CCP officials are scrambling to ensure loyalty, ideological alignment amid Iran strikes, a former Chinese official said.
Internet censors are working overtime. Political study sessions are intensifying. Behind closed doors, officials are calling on military personnel—one by one—asking them to clarify their stance on Iran.
The U.S.-led Iran strikes and death of the Iranian leader have rattled Beijing. Authorities are worrying about a chain reaction that could threaten the Chinese regime’s own stability, multiple sources told The Epoch Times on condition of anonymity.
In the days since the launch of Operation Epic Fury, top Chinese officials from the Politburo, the political power center in China, have called multiple secret meetings over the situation in Iran, according to one source with knowledge of the discussions.
High-ranking officials are repeatedly being instructed to draw lessons from the Soviet Union’s collapse, the source said. This type of historical comparison isn’t common in internal discussions, but in recent meetings, it has come up time and again.
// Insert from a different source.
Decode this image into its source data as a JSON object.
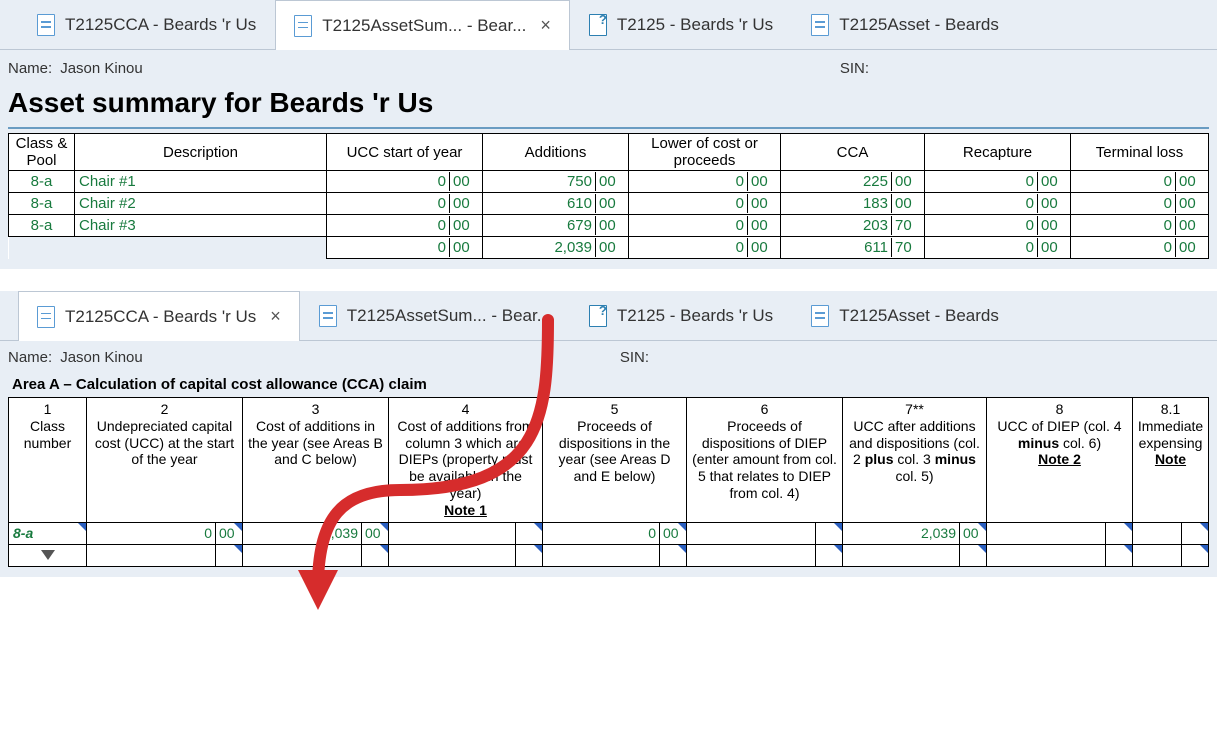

The authorities are worried that Iran’s antigovernment protests could reverberate in China, the source said.
Several different sources confirmed that Beijing is on high alert after the death of Iranian leader Ali Khamenei.
According to one source who was formerly in charge of propaganda affairs, Beijing considers the killing of Khamenei as one of the most significant geopolitical upheavals in the past two decades.
‘Strategic Miscalculation’
China’s authorities had underestimated the chance of a U.S. military offensive, two separate inside sources previously told The Epoch Times.
While Western allies reacted quickly to the strikes, China’s foreign ministry didn’t respond until about seven hours after the first strike, with a roughly 80-word statement calling for “an immediate stop to the military actions.”
The muted statement was a “downgraded version” after multiple revisions, and after pointed criticism of the United States and Israel had been “deleted line by line,” a person close to individuals in Beijing’s diplomatic system said.
Chinese narratives prior to the conflict align with what the sources said.
In the days before missiles hit Tehran, prominent Chinese academics who act as state policy advisers openly derided the United States, saying that Washington would not dare attack Iran.
“The United States cannot afford the fight, cannot sustain it, and cannot win it,” retired Maj. Gen. Jin Yinan declared in an interview with a Chinese media outlet.
On the morning of the strike, Hu Xijin, former editor for Chinese state media Global Times, posted a video claiming that the “decapitation plan had fallen through” and that Iran’s supreme leader and president were safe. The video was quietly deleted.
The collective blunder isn’t merely a coincidence, according to China analyst Heng He.
“They got to the conclusion first, before looking for supporting evidence,” he said, and the conclusion “came from the top.”
Part of the misjudgment stems from its established mode of thinking, according to one source close to the Chinese foreign affairs system.
Beijing, despite having conducted comprehensive assessments on Iran, had leaned on an analytical framework used in the past few decades, according to one source close to the Chinese foreign affairs system. The reasoning goes that even though Iran has faced sustained U.S. military threats, none had evolved into full-sized kinetic attacks.
As a result, he said, fewer Chinese diplomatic personnel had evacuated from Tehran as compared with the Venezuela raid in January.
“This is a serious strategic miscalculation,” he told The Epoch Times.